Un anonimo diplomatico di un paese europeo di stanza a Varsavia ha rivelato al Guardian
che lo scenario “da incubo” evocato dall’esercitazione potrebbe essere
causato da un “incidente, un errore di calcolo che la Russia interpreti,
o decida di interpretare, come un’azione offensiva”.
L’Operazione
“Anaconda” s’inserisce d’altra parte in un quadro generale fatto di
pericolose provocazioni militari nei confronti della Russia, con le
quali la NATO intende precisamente suscitare la reazione di Mosca, sia
per legittimare il costante dispiegamento di uomini e armamenti lungo il
proprio fianco orientale sia, nel medio o lungo periodo, per
giustificare una possibile aggressione militare dagli esiti
difficilmente calcolabili.
Sempre il Guardian, nello
stesso articolo dedicato all’esercitazione NATO, ha dimostrato come i
partecipanti siano consapevoli della natura provocatoria delle
operazioni. “Esperti” in materia di difesa citati dal quotidiano
britannico hanno avvertito che una “qualsiasi incomprensione potrebbe
generare una reazione offensiva da parte di Mosca”. Allo stesso modo,
l’analista polacco Marcin Zaborowski, di un istituto di ricerca di
Varsavia, ha definito il clima attorno all’esercitazione “teso” e nel
quale non è da escludere il verificarsi di “incidenti”.
La
mobilitazione militare in territorio polacco ha suscitato la prevedibile
irritazione del governo russo. Fonti militari hanno fatto sapere che
Mosca ha disposto l’invio di tre divisioni – ciascuna composta da 10
mila uomini – ai confini occidentali in risposta all’esercitazione dei
paesi NATO.
Il ministro degli Esteri, Sergei Lavrov, ha invece
risposto alle dichiarazioni al limite dell’isteria soprattutto di vari
governi dell’Europa orientale, affermando che “ogni politico serio e
onesto è ben consapevole che la Russia non invaderà mai nessun membro
della NATO”. Per questa ragione, ha proseguito il capo della diplomazia
russa, “non esistono minacce in questa parte del mondo che giustifichino
un’escalation” militare.
Quasi
ogni giorno, i governi NATO mettono in guardia dal pericolo
esistenziale rappresentato dalla Russia e da una rinnovata aggressività
che caratterizzerebbe le decisioni del Cremlino. In quest’ottica, i
paesi dell’ex Patto di Varsavia rischierebbero, letteralmente da un
momento all’altro, di vedere i carri armati russi attraversare le loro
frontiere.
Questo tentativo di ribaltamento della realtà,
amplificato dalla stampa ufficiale, trae spunto dalla crisi in Ucraina,
provocata, secondo l’interpretazione “mainstream”, dall’intrusione di
Mosca nelle vicende interne di questo paese e culminata con l’annessione
della Crimea, con buona pace di quanti continuano a considerare le
vicende del 2014 come un colpo di stato guidato da forze apertamente
fasciste sotto la direzione di Washington e Berlino.
Le manovre
della NATO in Europa orientale sono quindi di natura interamente
offensiva e l’Operazione Anaconda è solo la più recente, e non certo
l’ultima, delle iniziative intraprese negli ultimi due anni. Solo
qualche settimana fa, l’Alleanza aveva annunciato l’attivazione di un
nuovo sistema anti-missilistico in Romania, giustificato (assurdamente)

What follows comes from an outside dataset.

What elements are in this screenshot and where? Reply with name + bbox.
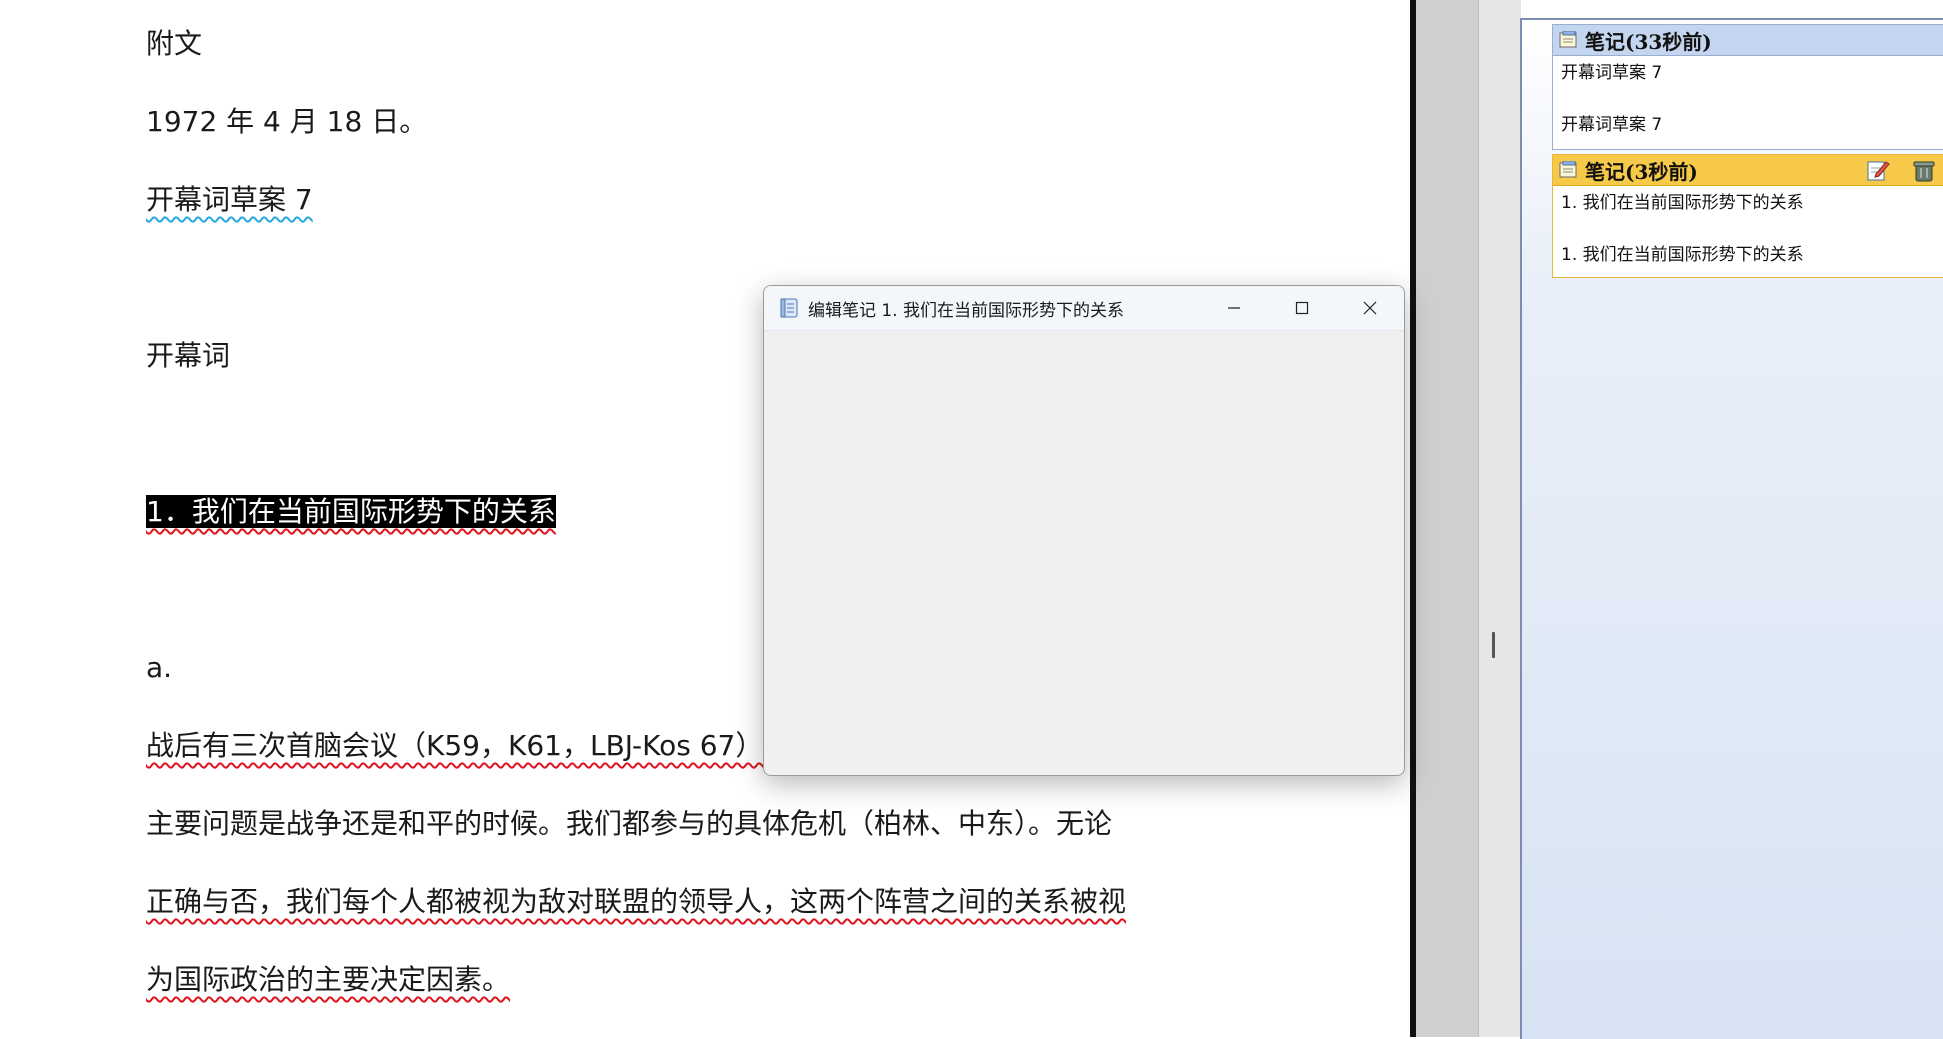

con la necessità di neutralizzare eventuali missili provenienti
dall’Iran, ma in realtà rivolto contro la Russia.
Sempre lunedì,
poi, 5 mila truppe NATO hanno inaugurato un’altra esercitazione
militare, in questo caso in Lituania, paese, assieme agli altri due del
Baltico, tra i più ostinatamente anti-russi del continente europeo.
Una
nuova accelerazione in questo senso è prevista durante il summit NATO
in programma l’8 e il 9 di luglio proprio a Varsavia. Qui dovrebbero
essere ratificate le decisioni di schierare in maniera stabile quattro
battaglioni in altrettanti paesi dell’Europa orientale (Polonia,
Estonia, Lettonia, Lituania), di istituire nuovi centri di comando
sempre ai confini con la Russia e di rafforzare i legami militari con
paesi come Georgia e Ucraina, se non addirittura di spianare la strada
al loro ingresso nell’Alleanza.
L’esercitazione in corso in
Polonia serve anche al governo populista di destra di questo paese per
alimentare la feroce retorica anti-russa che l’ha contraddistinto fin
dal suo insediamento nell’autunno scorso. Il gabinetto guidato dal
Partito Diritto e Giustizia (PiS) della premier, Beata Szydlo, e dell’ex
primo ministro, Jaroslaw Kaczynski, vede con sospetto sia l’Unione
Europea sia la Germania, mentre ambisce alla costruzione di legami più
stretti con NATO e Stati Uniti, a cui intende legare la sicurezza del
paese.
A dare un’idea dell’attitudine nei confronti di Mosca del
governo di Varsavia era stato un paio di mesi fa il ministro degli
Esteri polacco, Witold Waszcykowski, il quale durante una visita in
Slovacchia aveva definito la Russia una “minaccia esistenziale” ben più
grave del terrorismo e dello Stato Islamico (ISIS).
L’Operazione
“Anaconda” segna infine l’impiego per la prima volta da parte polacca
della forza paramilitare “territoriale” istituita dal governo e composta
da circa 35 mila uomini, in larga misura reclutati in ambienti di
estrema destra. La creazione di questa milizia si colloca in una fase
segnata da tensioni tra gli ambienti militari e l’esecutivo dopo che
quest’ultimo ha liquidato o costretto alle dimissioni un quarto dei
generali polacchi.
All’esercitazione
appena inaugurata dovrebbero partecipare due brigate di volontari a
fianco dell’esercito regolare, ma la loro presenza sta suscitando non
pochi malumori e preoccupazioni tra i vertici delle forze armate.
Il
malcontento registrato tra i militari a Varsavia non è peraltro un
fattore isolato, visto che gli orientamenti strategici del governo del
PiS sono visti con sospetto da almeno una parte della classe dirigente
polacca. Ugualmente, dietro all’ostentazione di unità delle forze armate
degli oltre venti paesi impegnati nell’esercitazione in Polonia si
nascondono divisioni significative sul corso delle relazioni da tenere
nei confronti della Russia.
Molti governi europei, infatti, pur
allineandosi formalmente alla linea dura dettata da Washington,
continuano ad auspicare un abbassamento dei toni e il sostanziale
ritorno alla normalità, così da non danneggiare ulteriormente gli
interessi economici ed energetici che li legano a Mosca.